What this means is that children may be pitted against parents who opt their children out. The child’s peers will be bribed into taking the exam, and performing well, with food, parties, or other activities—and the child will feel left out, and resentful against the parent who opts the child out.

The underlying law should remain as is.

This bill was defeated in committee on a 5-7 vote.

Libertas Institute opposes this bill.

Last year, Representative Paul Ray introduced legislation, which passed the legislature and was signed into law, that imposes restrictions on the manufacture, distribution, and sales of e-cigarettes. This year, he has has proposed House Bill 333, which would add an 86% tax to sales of electronic cigarettes, nicotine inhalers, and the substances they use.

Revenue generated by the tax would be used to employ nurses or athletic trainers in schools throughout rural areas of Utah, though some legislators have proposed establishing this tax as a means of paying for Medicaid expansion; House Bill 302 imposes the same tax, but diverts the money to offsetting the state’s fiscal burden of Medicaid expansion.

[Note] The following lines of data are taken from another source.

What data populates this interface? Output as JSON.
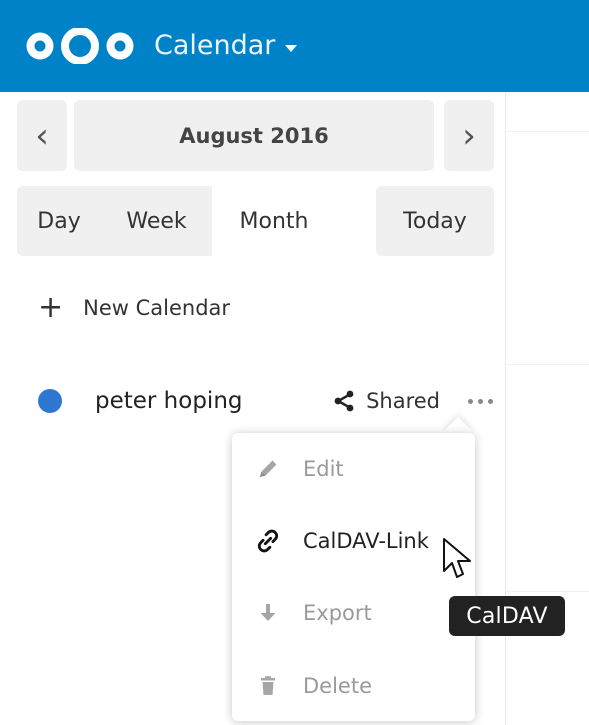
{
  "header": {
    "app_name": "Calendar"
  },
  "navigation": {
    "current_period": "August 2016",
    "views": [
      {
        "label": "Day"
      },
      {
        "label": "Week"
      },
      {
        "label": "Month"
      }
    ],
    "today_label": "Today"
  },
  "sidebar": {
    "new_calendar_label": "New Calendar",
    "calendar": {
      "name": "peter hoping",
      "shared_label": "Shared",
      "color": "#2f78d1"
    }
  },
  "menu": {
    "items": [
      {
        "label": "Edit",
        "icon": "pencil-icon",
        "enabled": false
      },
      {
        "label": "CalDAV-Link",
        "icon": "link-icon",
        "enabled": true
      },
      {
        "label": "Export",
        "icon": "download-icon",
        "enabled": false
      },
      {
        "label": "Delete",
        "icon": "trash-icon",
        "enabled": false
      }
    ]
  },
  "tooltip": {
    "text": "CalDAV"
  },
  "colors": {
    "header": "#0082c9",
    "button_bg": "#f0f0f0",
    "calendar_dot": "#2f78d1",
    "tooltip_bg": "#222222"
  }
}
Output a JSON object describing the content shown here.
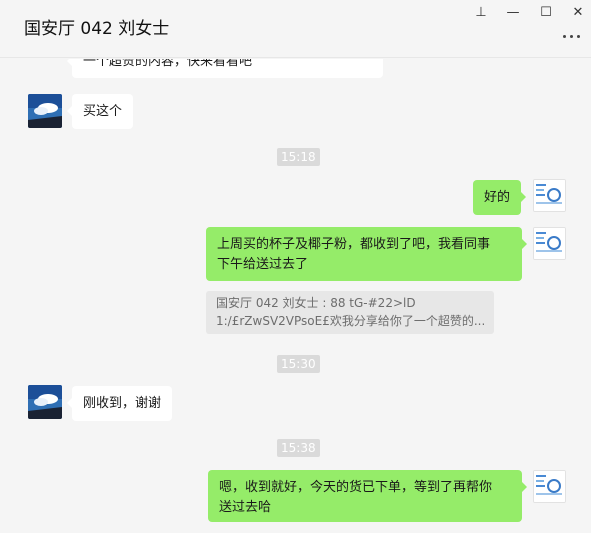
{
  "header": {
    "chat_title": "国安厅 042 刘女士"
  },
  "window_controls": {
    "pin": "⊥",
    "minimize": "—",
    "maximize": "☐",
    "close": "✕"
  },
  "messages": {
    "m0": {
      "text": "一个超赞的内容，快来看看吧"
    },
    "m1": {
      "text": "买这个"
    },
    "t1": {
      "text": "15:18"
    },
    "m2": {
      "text": "好的"
    },
    "m3": {
      "line1": "上周买的杯子及椰子粉，都收到了吧，我看同事",
      "line2": "下午给送过去了"
    },
    "quote": {
      "line1": "国安厅 042 刘女士 : 88 tG-#22>lD",
      "line2": "1:/£rZwSV2VPsoE£欢我分享给你了一个超赞的..."
    },
    "t2": {
      "text": "15:30"
    },
    "m4": {
      "text": "刚收到，谢谢"
    },
    "t3": {
      "text": "15:38"
    },
    "m5": {
      "line1": "嗯，收到就好，今天的货已下单，等到了再帮你",
      "line2": "送过去哈"
    }
  },
  "icons": [
    "pin-icon",
    "minimize-icon",
    "maximize-icon",
    "close-icon",
    "more-icon",
    "contact-avatar",
    "self-avatar"
  ],
  "colors": {
    "sent_bubble": "#95ec69",
    "received_bubble": "#ffffff",
    "background": "#f5f5f5",
    "timestamp_bg": "#dadada"
  }
}
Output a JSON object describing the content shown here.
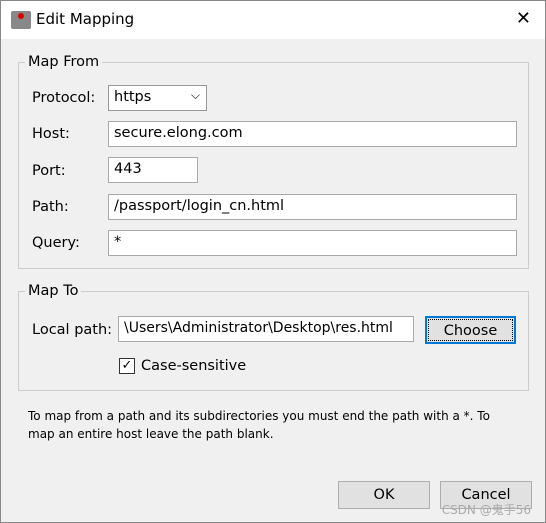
{
  "window": {
    "title": "Edit Mapping",
    "close": "✕"
  },
  "map_from": {
    "legend": "Map From",
    "protocol_label": "Protocol:",
    "protocol_value": "https",
    "host_label": "Host:",
    "host_value": "secure.elong.com",
    "port_label": "Port:",
    "port_value": "443",
    "path_label": "Path:",
    "path_value": "/passport/login_cn.html",
    "query_label": "Query:",
    "query_value": "*"
  },
  "map_to": {
    "legend": "Map To",
    "local_path_label": "Local path:",
    "local_path_value": "\\Users\\Administrator\\Desktop\\res.html",
    "choose": "Choose",
    "case_sensitive": "Case-sensitive",
    "case_sensitive_checked": true
  },
  "note": "To map from a path and its subdirectories you must end the path with a *. To map an entire host leave the path blank.",
  "buttons": {
    "ok": "OK",
    "cancel": "Cancel"
  },
  "watermark": "CSDN @鬼手56"
}
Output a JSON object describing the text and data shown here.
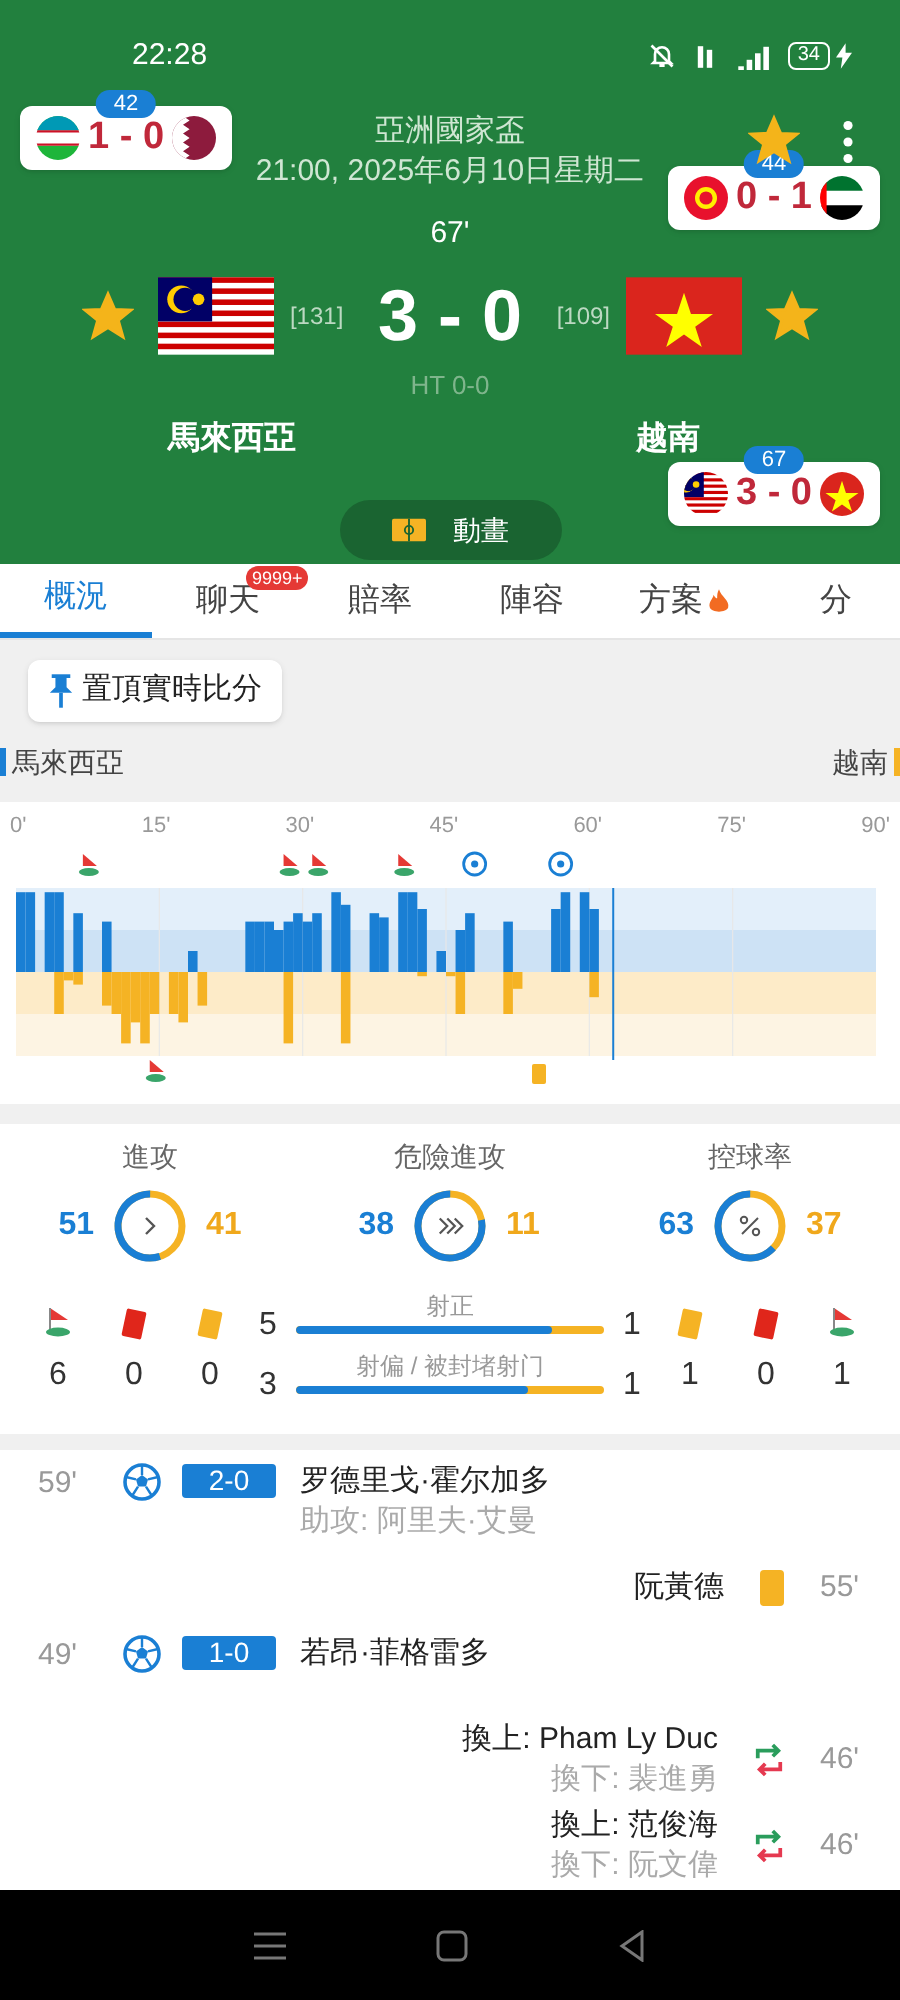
{
  "status_bar": {
    "time": "22:28",
    "battery": "34"
  },
  "header": {
    "competition": "亞洲國家盃",
    "datetime": "21:00, 2025年6月10日星期二",
    "minute": "67'",
    "score": "3 - 0",
    "halftime": "HT 0-0",
    "animation_button": "動畫",
    "match_favorite": true,
    "home": {
      "name": "馬來西亞",
      "rank": "[131]",
      "favorite": true
    },
    "away": {
      "name": "越南",
      "rank": "[109]",
      "favorite": true
    }
  },
  "other_matches": [
    {
      "minute": "42",
      "score": "1 - 0"
    },
    {
      "minute": "44",
      "score": "0 - 1"
    },
    {
      "minute": "67",
      "score": "3 - 0"
    }
  ],
  "tabs": [
    {
      "label": "概況",
      "selected": true
    },
    {
      "label": "聊天",
      "selected": false,
      "badge": "9999+"
    },
    {
      "label": "賠率",
      "selected": false
    },
    {
      "label": "陣容",
      "selected": false
    },
    {
      "label": "方案",
      "selected": false,
      "hot": true
    },
    {
      "label": "分",
      "selected": false
    }
  ],
  "pin_button": "置頂實時比分",
  "legend": {
    "home": "馬來西亞",
    "away": "越南"
  },
  "timeline_ticks": [
    "0'",
    "15'",
    "30'",
    "45'",
    "60'",
    "75'",
    "90'"
  ],
  "stats": [
    {
      "kind": "attack",
      "label": "進攻",
      "home": "51",
      "away": "41",
      "level": 0.55
    },
    {
      "kind": "danger",
      "label": "危險進攻",
      "home": "38",
      "away": "11",
      "level": 0.78
    },
    {
      "kind": "possession",
      "label": "控球率",
      "home": "63",
      "away": "37",
      "level": 0.63
    }
  ],
  "counts": {
    "home": [
      {
        "kind": "corner",
        "value": "6"
      },
      {
        "kind": "red",
        "value": "0"
      },
      {
        "kind": "yellow",
        "value": "0"
      }
    ],
    "away": [
      {
        "kind": "yellow",
        "value": "1"
      },
      {
        "kind": "red",
        "value": "0"
      },
      {
        "kind": "corner",
        "value": "1"
      }
    ]
  },
  "shots": [
    {
      "label": "射正",
      "home": "5",
      "away": "1",
      "level": 0.83
    },
    {
      "label": "射偏 / 被封堵射门",
      "home": "3",
      "away": "1",
      "level": 0.75
    }
  ],
  "events": [
    {
      "kind": "goal",
      "minute": "59'",
      "score": "2-0",
      "player": "罗德里戈·霍尔加多",
      "assist": "助攻: 阿里夫·艾曼"
    },
    {
      "kind": "yellow",
      "minute": "55'",
      "player": "阮黃德"
    },
    {
      "kind": "goal",
      "minute": "49'",
      "score": "1-0",
      "player": "若昂·菲格雷多"
    },
    {
      "kind": "sub",
      "minute": "46'",
      "player": "換上: Pham Ly Duc",
      "out": "換下: 裴進勇"
    },
    {
      "kind": "sub",
      "minute": "46'",
      "player": "換上: 范俊海",
      "out": "換下: 阮文偉"
    }
  ]
}
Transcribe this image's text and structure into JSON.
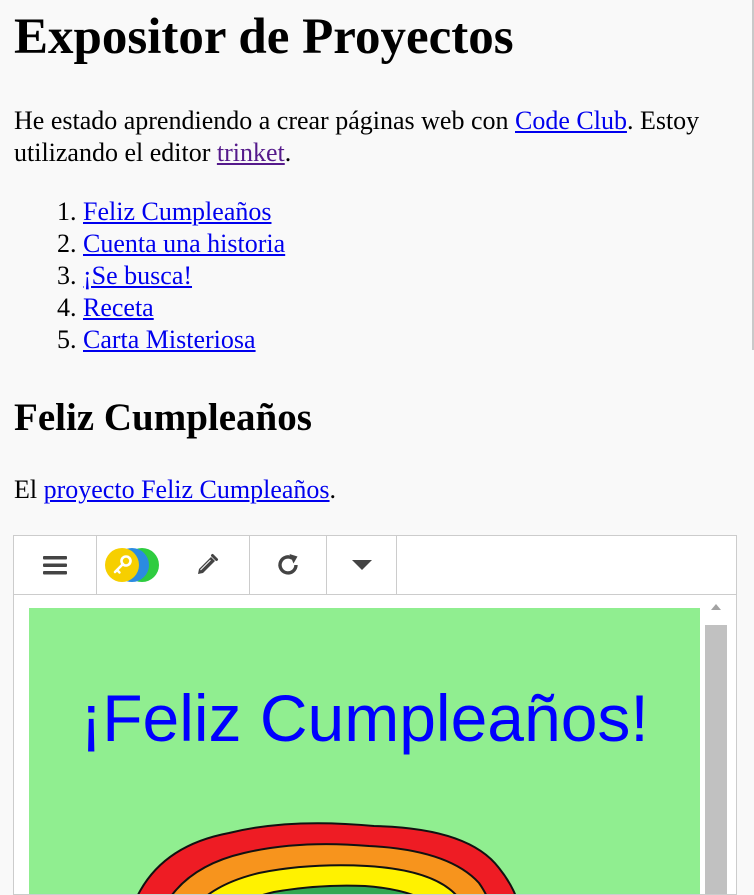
{
  "header": {
    "title": "Expositor de Proyectos"
  },
  "intro": {
    "text_before": "He estado aprendiendo a crear páginas web con ",
    "code_club_link": "Code Club",
    "text_middle": ". Estoy utilizando el editor ",
    "trinket_link": "trinket",
    "text_after": "."
  },
  "projects": [
    {
      "label": "Feliz Cumpleaños"
    },
    {
      "label": "Cuenta una historia"
    },
    {
      "label": "¡Se busca!"
    },
    {
      "label": "Receta"
    },
    {
      "label": "Carta Misteriosa"
    }
  ],
  "section": {
    "heading": "Feliz Cumpleaños",
    "text_before": "El ",
    "link": "proyecto Feliz Cumpleaños",
    "text_after": "."
  },
  "trinket": {
    "toolbar_icons": [
      "menu-icon",
      "key-icon",
      "pencil-icon",
      "refresh-icon",
      "caret-down-icon"
    ],
    "output_greeting": "¡Feliz Cumpleaños!",
    "colors": {
      "canvas_bg": "#90ee90",
      "greeting": "#0000ff",
      "rainbow": [
        "#ee1c24",
        "#f7941d",
        "#fff200",
        "#32a852"
      ]
    }
  }
}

Representative Ray claims that this punitive tax would discourage underage youth from using it, though he has not presented any evidence that the tax would achieve his goals. Further, it is improper to punish adults financially simply because some youth may be violating the law that already prohibits them from purchasing and possessing these items.

This tax could very well crush a fledgling industry that relies on attracting cigarettes smokers to abandon those more harmful products in favor of electronic cigarettes and nicotine inhalers. Placing the same 86% tax on the latter products would remove the incentive to migrate away from cigarettes, thus decreasing the rate at which Utahns quit smoking.

The desire to address underage use of harmful substances is a noble one, but it hardly provides justification for adding a punitive tax on all users of the product. Government should not be grown through “sin taxes” and other misguided social engineering efforts.